Surfer sur cette vague de rivière est très différent de surfer en mer, disent les adeptes. Les obstacles déjà: troncs d'arbres, branches cassées, et même rencontres indésirables avec des caïmans ou des anacondas.
"On a une poussée d'adrénaline quand on est déjà dans l'eau et qu'on entend la vague s'approcher", raconte Teognides Queiroz, 40 ans, tout en passant de la paraffine sur sa planche jaune, avant de pénétrer dans le Mearim.
- Rituel collectif -
Le surf en rivière se pratique comme un rituel collectif. Les surfeurs s'encouragent les uns les autres, sortent en même temps nager sur leur planche jusqu'à ce qu'ils atteignent le bon endroit pour attendre l'arrivée de la vague.
Le surf en Amazonie est donc plus un sport d'équipe, alors qu'en mer il est individuel, remarque Queiroz.
"Ici on se retrouve tous sur la même vague", explique-t-il. A Arari, la Pororoca a commencé à faire venir des touristes.
Et même si les vagues ne sont pas aussi hautes que dans l'océan, elles peuvent onduler près d'une heure avant de mourir.
"J'ai réussi à la surfer, ça vaut la peine!", dit Carlos Ferreira, 18 ans, heureux d'avoir pu dompter la vague quelques minutes auparavant.

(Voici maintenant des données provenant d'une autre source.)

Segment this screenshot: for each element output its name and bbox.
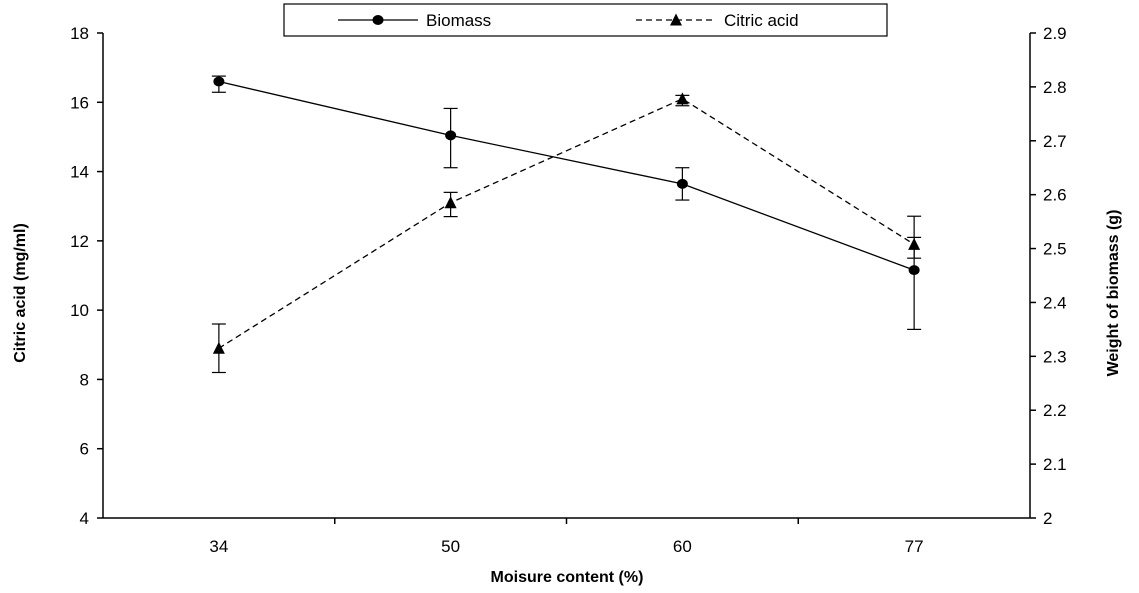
data-point-biomass xyxy=(676,178,688,189)
legend-marker-citric-acid xyxy=(670,13,682,26)
y-left-tick-label: 12 xyxy=(70,232,89,251)
data-point-citric-acid xyxy=(908,237,921,250)
legend-label-biomass: Biomass xyxy=(426,11,491,30)
data-point-citric-acid xyxy=(212,341,225,354)
y-right-tick-label: 2.1 xyxy=(1043,455,1067,474)
x-tick-label: 60 xyxy=(673,537,692,556)
y-axis-right-title: Weight of biomass (g) xyxy=(1105,210,1122,377)
y-right-tick-label: 2 xyxy=(1043,509,1052,528)
x-tick-label: 34 xyxy=(209,537,228,556)
x-tick-label: 50 xyxy=(441,537,460,556)
series-citric-acid xyxy=(211,92,922,374)
series-layer xyxy=(211,75,922,374)
y-right-tick-label: 2.9 xyxy=(1043,24,1067,43)
y-left-tick-label: 4 xyxy=(80,509,89,528)
x-tick-label: 77 xyxy=(905,537,924,556)
legend-label-citric-acid: Citric acid xyxy=(724,11,799,30)
y-right-tick-label: 2.8 xyxy=(1043,78,1067,97)
y-right-tick-label: 2.7 xyxy=(1043,132,1067,151)
data-point-biomass xyxy=(908,265,920,276)
y-left-tick-label: 18 xyxy=(70,24,89,43)
y-left-tick-label: 8 xyxy=(80,370,89,389)
x-axis-title: Moisure content (%) xyxy=(491,569,644,586)
legend: Biomass Citric acid xyxy=(283,3,888,37)
axes-layer: 4 6 8 10 12 14 16 18 2 2.1 2.2 2.3 2.4 2.5 2.6 2.7 2.8 2.… xyxy=(70,24,1067,556)
y-right-tick-label: 2.2 xyxy=(1043,401,1067,420)
data-point-biomass xyxy=(213,76,225,87)
y-right-tick-label: 2.6 xyxy=(1043,186,1067,205)
data-point-biomass xyxy=(445,130,457,141)
series-biomass xyxy=(211,75,922,330)
data-point-citric-acid xyxy=(444,196,457,209)
y-right-tick-label: 2.3 xyxy=(1043,347,1067,366)
y-axis-left-title: Citric acid (mg/ml) xyxy=(12,223,29,363)
y-left-tick-label: 6 xyxy=(80,440,89,459)
y-right-tick-label: 2.5 xyxy=(1043,240,1067,259)
y-left-tick-label: 10 xyxy=(70,301,89,320)
legend-marker-biomass xyxy=(372,15,384,25)
y-right-tick-label: 2.4 xyxy=(1043,293,1067,312)
y-left-tick-label: 14 xyxy=(70,163,89,182)
data-point-citric-acid xyxy=(676,92,689,105)
series-line-citric-acid xyxy=(218,98,915,349)
y-left-tick-label: 16 xyxy=(70,93,89,112)
series-line-biomass xyxy=(218,80,915,271)
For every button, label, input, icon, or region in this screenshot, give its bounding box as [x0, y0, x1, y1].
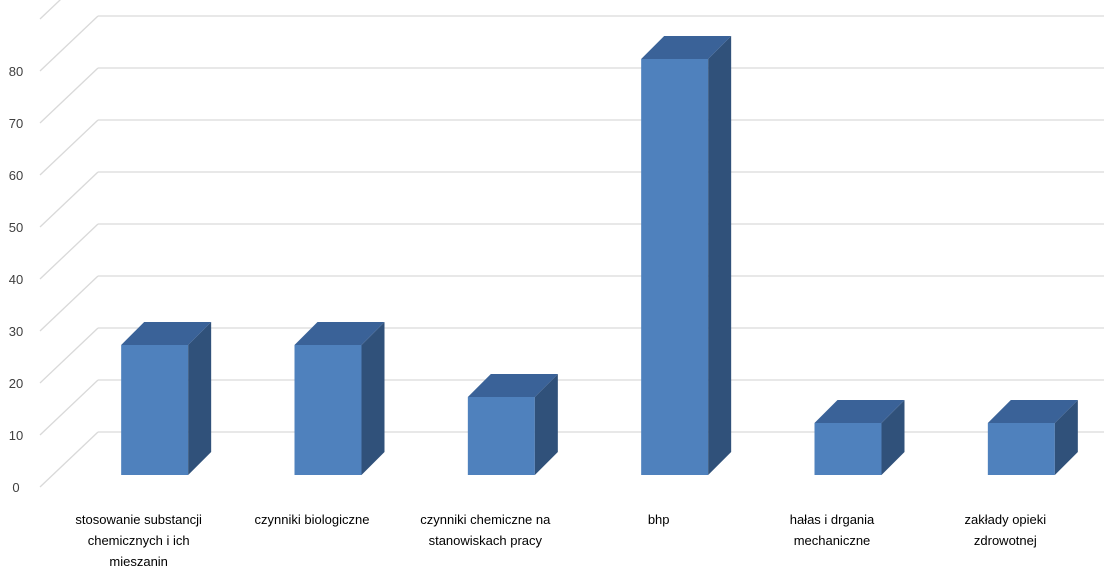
bar: [641, 36, 732, 475]
bar-front: [121, 345, 189, 475]
bar-side: [188, 322, 212, 475]
bar-top: [467, 374, 558, 397]
bar-side: [361, 322, 385, 475]
x-category-label: hałas i drgania mechaniczne: [790, 512, 875, 548]
bar: [467, 374, 558, 475]
x-category-label: stosowanie substancji chemicznych i ich mi…: [75, 512, 202, 569]
bar-side: [1054, 400, 1078, 475]
bar-top: [987, 400, 1078, 423]
bar-front: [987, 423, 1055, 475]
bar: [294, 322, 385, 475]
bar-front: [294, 345, 362, 475]
y-tick-label: 70: [9, 116, 23, 131]
bar-top: [294, 322, 385, 345]
y-tick-label: 60: [9, 168, 23, 183]
gridline-wall: [39, 119, 99, 176]
bar-front: [467, 397, 535, 475]
x-axis: stosowanie substancji chemicznych i ich mi…: [75, 512, 1046, 569]
y-tick-label: 0: [12, 480, 19, 495]
gridline-wall: [39, 15, 99, 72]
gridline-wall: [39, 431, 99, 488]
y-tick-label: 10: [9, 428, 23, 443]
bar-top: [121, 322, 212, 345]
bar-side: [534, 374, 558, 475]
bar-side: [881, 400, 905, 475]
bar-top: [641, 36, 732, 59]
bar: [121, 322, 212, 475]
y-axis: 0 10 20 30 40 50 60 70 80: [9, 64, 23, 495]
gridline-wall: [39, 275, 99, 332]
bar-front: [641, 59, 709, 475]
bar-side: [708, 36, 732, 475]
y-tick-label: 20: [9, 376, 23, 391]
y-tick-label: 50: [9, 220, 23, 235]
gridline-wall: [39, 223, 99, 280]
y-tick-label: 40: [9, 272, 23, 287]
bars: [121, 36, 1078, 475]
bar: [814, 400, 905, 475]
gridline-wall: [39, 379, 99, 436]
bar-top: [814, 400, 905, 423]
gridline-wall: [39, 0, 61, 20]
y-tick-label: 80: [9, 64, 23, 79]
gridline-wall: [39, 171, 99, 228]
x-category-label: czynniki chemiczne na stanowiskach pracy: [420, 512, 551, 548]
x-category-label: bhp: [648, 512, 670, 527]
gridline-wall: [39, 327, 99, 384]
x-category-label: zakłady opieki zdrowotnej: [965, 512, 1047, 548]
gridlines: [39, 0, 1104, 488]
x-category-label: czynniki biologiczne: [255, 512, 370, 527]
bar-front: [814, 423, 882, 475]
bar: [987, 400, 1078, 475]
gridline-wall: [39, 67, 99, 124]
y-tick-label: 30: [9, 324, 23, 339]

“Ca envoie une bonne poussée d'adrénaline", ajoute le jeune homme, qui porte sous le bras sa planche orange à motifs verts encore trempée.
“C'est une sensation qui nous prend au corps, on ne peut pas l'expliquer", dit-il.
En France, les surfeurs peuvent s'adonner à une pratique similaire avec le Mascaret, phénomène observé en Gironde (sud-ouest).